カタログ上の“耐候年数”は、理想状態・最適条件での試験値です。しかも屋根と外壁では紫外線や熱の負担が全く違います。

つまり「20年持ちますよ」は、あなたの家の特定の面(例えば北側の外壁など)では近い結果になるかもしれないけど、西日を正面で浴びる南面や、海風を受け続ける面は同じになりません。

なので、年数だけを鵜呑みにするより「この家のこの面ではどれくらい持たせたいか」を一緒に決めるほうが現実的です。

高い塗料だけど実は足りてないパターン

・“高級塗料プラン”と書かれているのに、シーリングは「増し打ち」(上からなぞるだけ)で済ませている
・ベランダ防水の割れやめくれは放置のまま、外壁だけピカピカにする
・屋根の一部の割れ・ズレが写真にも説明にも出てこない

つまり、“見えるところだけ高そうに仕上げる”プラン。

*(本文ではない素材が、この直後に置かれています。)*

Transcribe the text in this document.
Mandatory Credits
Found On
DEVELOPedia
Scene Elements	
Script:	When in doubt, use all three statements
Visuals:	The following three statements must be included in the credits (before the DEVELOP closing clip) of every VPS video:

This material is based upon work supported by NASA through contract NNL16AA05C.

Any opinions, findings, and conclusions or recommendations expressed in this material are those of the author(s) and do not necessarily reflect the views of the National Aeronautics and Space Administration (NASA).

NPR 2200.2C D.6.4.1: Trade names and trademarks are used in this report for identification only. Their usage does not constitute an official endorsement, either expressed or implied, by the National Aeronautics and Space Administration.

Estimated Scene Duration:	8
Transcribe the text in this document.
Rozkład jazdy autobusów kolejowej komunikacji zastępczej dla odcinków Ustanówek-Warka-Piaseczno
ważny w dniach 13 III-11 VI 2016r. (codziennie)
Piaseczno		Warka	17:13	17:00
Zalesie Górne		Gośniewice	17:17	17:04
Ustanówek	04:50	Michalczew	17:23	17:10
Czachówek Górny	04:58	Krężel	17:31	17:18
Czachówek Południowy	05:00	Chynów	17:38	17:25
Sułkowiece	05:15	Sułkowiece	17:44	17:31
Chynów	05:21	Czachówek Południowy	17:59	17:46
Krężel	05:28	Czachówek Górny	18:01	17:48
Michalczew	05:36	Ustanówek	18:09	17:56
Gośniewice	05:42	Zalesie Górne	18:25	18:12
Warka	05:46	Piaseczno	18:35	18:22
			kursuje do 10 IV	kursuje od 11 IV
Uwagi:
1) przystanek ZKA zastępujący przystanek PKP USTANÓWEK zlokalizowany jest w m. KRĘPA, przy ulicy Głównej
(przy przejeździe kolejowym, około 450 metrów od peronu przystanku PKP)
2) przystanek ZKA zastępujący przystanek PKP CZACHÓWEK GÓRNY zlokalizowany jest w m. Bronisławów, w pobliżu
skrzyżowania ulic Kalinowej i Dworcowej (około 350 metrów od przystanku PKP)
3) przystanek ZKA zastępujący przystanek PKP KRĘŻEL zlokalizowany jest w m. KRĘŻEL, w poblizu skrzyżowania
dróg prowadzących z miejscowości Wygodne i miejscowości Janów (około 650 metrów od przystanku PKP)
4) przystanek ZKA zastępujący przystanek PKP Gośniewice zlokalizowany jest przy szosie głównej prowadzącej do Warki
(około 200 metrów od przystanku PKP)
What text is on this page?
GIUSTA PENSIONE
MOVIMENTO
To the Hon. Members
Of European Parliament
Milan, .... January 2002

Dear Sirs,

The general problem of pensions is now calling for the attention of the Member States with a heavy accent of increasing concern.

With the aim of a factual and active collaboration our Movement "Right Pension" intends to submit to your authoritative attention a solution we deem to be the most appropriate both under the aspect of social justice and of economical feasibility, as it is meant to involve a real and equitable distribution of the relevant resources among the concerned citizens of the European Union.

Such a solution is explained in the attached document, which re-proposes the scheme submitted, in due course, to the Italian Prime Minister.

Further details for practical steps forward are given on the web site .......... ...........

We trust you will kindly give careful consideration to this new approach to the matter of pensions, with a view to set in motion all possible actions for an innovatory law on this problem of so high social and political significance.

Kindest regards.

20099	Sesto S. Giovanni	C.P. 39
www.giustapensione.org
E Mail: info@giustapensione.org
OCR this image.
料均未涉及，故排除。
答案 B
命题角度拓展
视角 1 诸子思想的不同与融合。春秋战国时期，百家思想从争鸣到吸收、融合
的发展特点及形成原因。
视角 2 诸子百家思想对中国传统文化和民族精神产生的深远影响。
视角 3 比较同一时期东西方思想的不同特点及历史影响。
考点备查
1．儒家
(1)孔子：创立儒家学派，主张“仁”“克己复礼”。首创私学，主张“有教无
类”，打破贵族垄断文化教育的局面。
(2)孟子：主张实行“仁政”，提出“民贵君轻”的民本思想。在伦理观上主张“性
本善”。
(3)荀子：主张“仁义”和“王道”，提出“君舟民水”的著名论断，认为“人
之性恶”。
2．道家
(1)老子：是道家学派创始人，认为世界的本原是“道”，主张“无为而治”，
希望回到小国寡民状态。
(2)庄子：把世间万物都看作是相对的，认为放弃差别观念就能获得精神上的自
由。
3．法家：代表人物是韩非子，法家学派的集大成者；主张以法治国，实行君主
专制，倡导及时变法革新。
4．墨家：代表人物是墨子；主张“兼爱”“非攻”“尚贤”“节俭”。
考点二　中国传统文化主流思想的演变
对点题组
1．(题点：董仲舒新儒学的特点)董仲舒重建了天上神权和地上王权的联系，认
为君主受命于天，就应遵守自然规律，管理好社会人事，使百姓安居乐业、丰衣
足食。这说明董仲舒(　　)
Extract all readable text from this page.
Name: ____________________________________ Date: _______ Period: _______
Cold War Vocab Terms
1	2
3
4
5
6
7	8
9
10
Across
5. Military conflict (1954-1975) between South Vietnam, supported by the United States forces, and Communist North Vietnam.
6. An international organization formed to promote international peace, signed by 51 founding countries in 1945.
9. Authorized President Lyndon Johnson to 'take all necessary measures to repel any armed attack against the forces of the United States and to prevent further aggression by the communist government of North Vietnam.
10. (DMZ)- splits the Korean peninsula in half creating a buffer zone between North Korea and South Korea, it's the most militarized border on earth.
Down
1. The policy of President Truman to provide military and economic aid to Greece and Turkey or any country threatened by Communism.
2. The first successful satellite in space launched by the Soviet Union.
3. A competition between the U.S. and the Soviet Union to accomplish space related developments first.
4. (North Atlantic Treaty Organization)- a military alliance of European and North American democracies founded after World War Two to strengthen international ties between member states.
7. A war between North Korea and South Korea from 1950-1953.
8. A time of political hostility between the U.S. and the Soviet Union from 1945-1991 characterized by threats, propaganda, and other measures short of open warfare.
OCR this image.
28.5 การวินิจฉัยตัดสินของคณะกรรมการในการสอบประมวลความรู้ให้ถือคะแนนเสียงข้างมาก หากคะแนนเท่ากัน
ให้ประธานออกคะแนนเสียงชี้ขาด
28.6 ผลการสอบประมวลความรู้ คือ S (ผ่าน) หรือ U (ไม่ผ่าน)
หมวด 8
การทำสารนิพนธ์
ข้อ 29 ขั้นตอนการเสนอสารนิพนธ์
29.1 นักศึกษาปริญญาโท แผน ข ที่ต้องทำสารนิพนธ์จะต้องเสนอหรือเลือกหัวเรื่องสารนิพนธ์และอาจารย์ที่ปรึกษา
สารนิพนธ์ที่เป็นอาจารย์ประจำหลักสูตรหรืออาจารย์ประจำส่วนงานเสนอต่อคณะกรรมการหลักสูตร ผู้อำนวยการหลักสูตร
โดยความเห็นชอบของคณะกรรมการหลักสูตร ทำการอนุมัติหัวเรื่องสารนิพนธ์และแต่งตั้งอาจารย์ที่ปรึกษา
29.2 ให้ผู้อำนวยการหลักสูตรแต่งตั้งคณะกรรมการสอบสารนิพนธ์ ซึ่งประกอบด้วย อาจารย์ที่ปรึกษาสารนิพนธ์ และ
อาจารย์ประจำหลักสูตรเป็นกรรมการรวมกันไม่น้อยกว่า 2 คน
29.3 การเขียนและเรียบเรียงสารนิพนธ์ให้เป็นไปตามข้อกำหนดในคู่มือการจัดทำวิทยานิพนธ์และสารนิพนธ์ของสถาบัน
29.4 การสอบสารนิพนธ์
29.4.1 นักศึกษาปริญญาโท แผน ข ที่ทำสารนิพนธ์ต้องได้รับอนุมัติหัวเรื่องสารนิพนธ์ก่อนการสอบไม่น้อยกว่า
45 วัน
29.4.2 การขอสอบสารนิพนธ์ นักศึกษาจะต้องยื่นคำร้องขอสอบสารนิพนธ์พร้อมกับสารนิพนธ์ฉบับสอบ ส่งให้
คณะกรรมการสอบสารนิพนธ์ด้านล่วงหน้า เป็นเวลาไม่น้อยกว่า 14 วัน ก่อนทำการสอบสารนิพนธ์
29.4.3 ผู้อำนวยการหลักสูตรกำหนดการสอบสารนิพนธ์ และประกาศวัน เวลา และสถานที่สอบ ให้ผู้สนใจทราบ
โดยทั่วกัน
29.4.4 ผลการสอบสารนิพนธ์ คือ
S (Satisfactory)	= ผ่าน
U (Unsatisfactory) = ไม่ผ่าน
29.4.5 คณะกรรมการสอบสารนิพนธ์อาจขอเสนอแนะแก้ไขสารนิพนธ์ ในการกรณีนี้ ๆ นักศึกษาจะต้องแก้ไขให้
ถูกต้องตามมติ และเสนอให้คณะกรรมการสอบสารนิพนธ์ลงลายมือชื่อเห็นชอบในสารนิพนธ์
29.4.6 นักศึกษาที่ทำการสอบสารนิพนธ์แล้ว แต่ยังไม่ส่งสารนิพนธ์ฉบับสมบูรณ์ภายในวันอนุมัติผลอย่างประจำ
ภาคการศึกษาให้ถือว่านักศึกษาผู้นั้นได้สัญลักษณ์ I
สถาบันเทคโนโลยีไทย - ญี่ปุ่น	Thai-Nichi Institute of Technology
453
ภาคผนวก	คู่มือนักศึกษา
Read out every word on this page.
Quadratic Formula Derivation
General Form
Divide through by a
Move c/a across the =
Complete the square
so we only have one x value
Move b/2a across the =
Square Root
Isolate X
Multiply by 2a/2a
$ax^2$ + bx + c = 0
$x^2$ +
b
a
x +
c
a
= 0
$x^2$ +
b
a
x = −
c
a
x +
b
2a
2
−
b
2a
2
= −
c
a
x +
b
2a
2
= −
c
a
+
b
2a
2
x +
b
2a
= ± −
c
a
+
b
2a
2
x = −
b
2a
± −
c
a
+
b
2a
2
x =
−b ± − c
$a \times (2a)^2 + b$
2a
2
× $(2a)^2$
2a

これだと長持ちはしません。「塗料が高い=家が長持ちする」ではなく「家を長持ちさせる準備をちゃんとして、その上で良い塗料を使っているか」が本質です。

コスパよく考えるなら?

兵庫県南西部(姫路市・たつの市・相生市・赤穂市・揖保郡太子町・赤穂郡上郡町・佐用郡佐用町)は、家の“ある一面だけ”劣化が極端に早いことが多い地域です。
つまり「全部ハイグレードにする」より、「特に痛みやすい面にはより耐候性の高い塗料を使い、他の面はそこまで厚い性能は不要」という考え方もアリです。

これ、ちゃんと現場を見ている職人じゃないと提案できません。営業トークの“この塗料が最高です”一本推しだと、家ごとの差が無視されがちです。

藤原ペイントの考え方

職人直営なので、材料だけでなく下地処理・シーリング・防水補修まで含めて「この面はこうやりましょう」とお伝えします。塗料名だけで話を終わらせません。
1日1工程で、下塗り〜上塗りの乾燥時間を守ります。どんな良い塗料も、乾かす時間をサボると意味がないからです。
毎日の動画報告で「このヒビはこう直しました」「このシーリングは打ち替えました」を記録に残します。塗料の名前だけで安心させない、というのが正直なスタンスです。
保証(外壁 最長10年/屋根 最長7年)も、ただ“塗料が高いから長い”ではなく、“工程も含めて長くもつ仕上がりだから長い”という考え方です。

関連ガイド

同じ塗料でも、南面と北面で寿命が違う──このエリア特有の事情を地域ごとにまとめています。気になる方はこちらもどうぞ。

まとめ

・高い塗料=自動的に長持ち、ではない。
・ヒビ・シーリング・防水など、“水の入口”をふさがないと、高い塗料を塗っても意味が半減。
・家の面ごと・条件ごとに必要な性能は違うので、全部一律で最高グレードにしなくてもいい場合もある。
・塗料の話と同じ熱量で「下地と工程」の話をしてくれる会社が安心です。